You'll look in vain to find that obvious point in the reams of feature and analysis with which the Times lards the transfer-of-power event today. Caught flatfooted, like all the morning dailies, by the thief-in-the-night timing, the Times is doing its best to proceed as if the Historical Moment had, indeed, fully expressed its historicalness with all due pomp and ceremony. Of course, some adjustments will have to be made: but the Times loves nothing so much as a parade of official fictions, and it's assembled a crack team of official fiction-mongers to make sure all the floats are lined up and the marching bands in place.

Frankly, I don't have the spirit to go too deep into the paper's coverage of the handover; this is by a decent margin the most dishearteningly obtuse A section, as a collective performance, that I've seen from the Times since I started blogging. [A measure of just how sad things are: John F. Burns, who presided over a brief, welcome dawn of skeptical Iraq reporting through much of April, when the overall failure of the occupation regime was starting to become apparent, hasn't been seen in the pages of the Times since the first week in May. He surfaces today, at last, with a fawning, take-everything-he-says-at-face-value, full-page profile of Jerry Bremer (the gag-me headline: "Looking Beyond His Critics, Bremer Sees Reason for Both Hope and Caution") that'd be risible if it didn't read like some sort of awful Stalinist public penance. Out of respect for Burns, I'll forbear detailing the piece's multiple failures of nerve.] Much of it in fact (David Sanger's so-called "analysis," firmly making its stand in Heroic Bush Gamble territory, Steven R. Weisman gassing on about the mysteries of sovereignty, which he's no closer to solving than he was a month ago) looks pre-written, and proceeds apparently unperturbed by the scheduling hiccup. It's left to Eric Schmitt, in an inner-page account, to fully assimilate the inconvenient fact of the sovereignty surprise party to the grand rhetoric of Decision:

More than a week ago, a handful of top Bush administration officials and their Iraqi allies in Baghdad began seriously mulling a once far-fetched idea: Why wait until June 30 to transfer sovereignty to the new interim Iraqi government?

By Monday morning, their secret plan had become a stunning reality as NATO leaders meeting here, as well as the rest of the world, learned that a transition to formal sovereignty scheduled for Wednesday had happened 48 hours early. American officials said the interim Iraqi prime minister, Iyad Allawi, made the final decision late Sunday, with President Bush's blessing.

The story of how a transfer that critics once said could never be done by June 30 was accomplished even earlier offers a peek into the administration's secretive decision making and its desire to bolster a crucial ally and keep a ruthless insurgency off balance.
"Insurgency and Able Government Prompted Transfer Decision"

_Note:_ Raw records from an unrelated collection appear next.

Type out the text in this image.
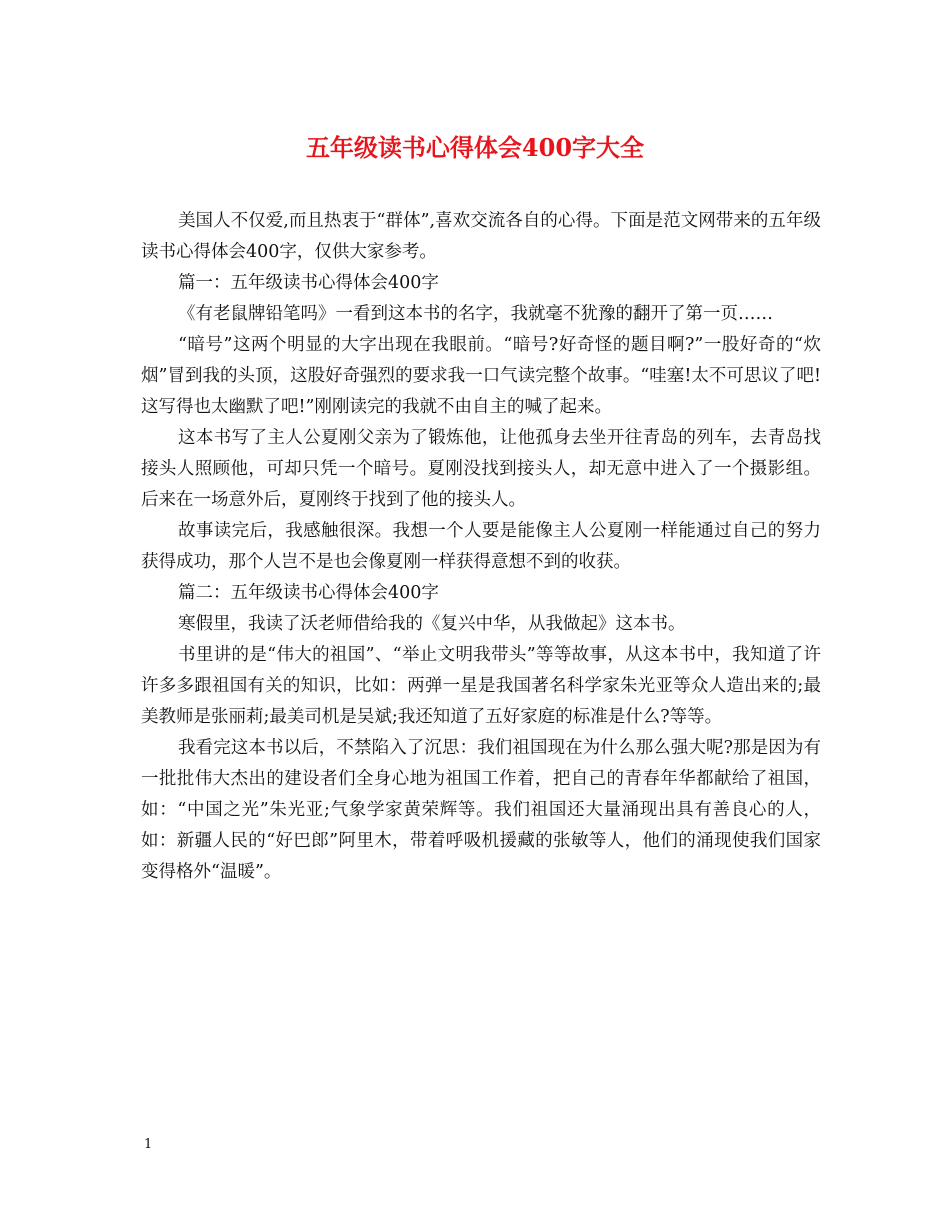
五年级读书心得体会400字大全

美国人不仅爱,而且热衷于“群体”,喜欢交流各自的心得。下面是范文网带来的五年级读书心得体会400字，仅供大家参考。

篇一：五年级读书心得体会400字

《有老鼠牌铅笔吗》一看到这本书的名字，我就毫不犹豫的翻开了第一页……

“暗号”这两个明显的大字出现在我眼前。“暗号?好奇怪的题目啊?”一股好奇的“炊烟”冒到我的头顶，这股好奇强烈的要求我一口气读完整个故事。“哇塞!太不可思议了吧!这写得也太幽默了吧!”刚刚读完的我就不由自主的喊了起来。

这本书写了主人公夏刚父亲为了锻炼他，让他孤身去坐开往青岛的列车，去青岛找接头人照顾他，可却只凭一个暗号。夏刚没找到接头人，却无意中进入了一个摄影组。后来在一场意外后，夏刚终于找到了他的接头人。

故事读完后，我感触很深。我想一个人要是能像主人公夏刚一样能通过自己的努力获得成功，那个人岂不是也会像夏刚一样获得意想不到的收获。

篇二：五年级读书心得体会400字

寒假里，我读了沃老师借给我的《复兴中华，从我做起》这本书。

书里讲的是“伟大的祖国”、“举止文明我带头”等等故事，从这本书中，我知道了许许多多跟祖国有关的知识，比如：两弹一星是我国著名科学家朱光亚等众人造出来的;最美教师是张丽莉;最美司机是吴斌;我还知道了五好家庭的标准是什么?等等。

我看完这本书以后，不禁陷入了沉思：我们祖国现在为什么那么强大呢?那是因为有一批批伟大杰出的建设者们全身心地为祖国工作着，把自己的青春年华都献给了祖国，如：“中国之光”朱光亚;气象学家黄荣辉等。我们祖国还大量涌现出具有善良心的人，如：新疆人民的“好巴郎”阿里木，带着呼吸机援藏的张敏等人，他们的涌现使我们国家变得格外“温暖”。

1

Did Schmitt come up with this himself, having drunk the Bush Kool-aid, or is he just synthesizing the no doubt hurriedly cobbled-together Administration spin? I guess there's no real practical difference between those alternatives, though, and either way it's a technically impressive propaganda exercise. I'm especially fond of that brave "handful" of planners, "seriously mulling" that crackpot, "once far-fetched idea." Can't you just see it? All of them around the table, going late into the night, shirtsleeves rolled up, cigar smoke choking the lamps, and then the eureka moment: You know, Iyad—that plan's so crazy it just might work! In Schmitt's extraordinary up-is-down telling (Sanger has a version of this, too), the suddenness of the transfer isn't a concession to weakness and lack of initiative: it's an audacious move (secret and stunning) to set the enemy (and an amazed world) reeling! By God, the critics said it couldn't be done—but we showed 'em, didn't we, boys?

Not sure exactly what movie Schmitt has playing in his head—but it's obviously a lot better than the awkward reality. A positively Reaganesque performance, Eric.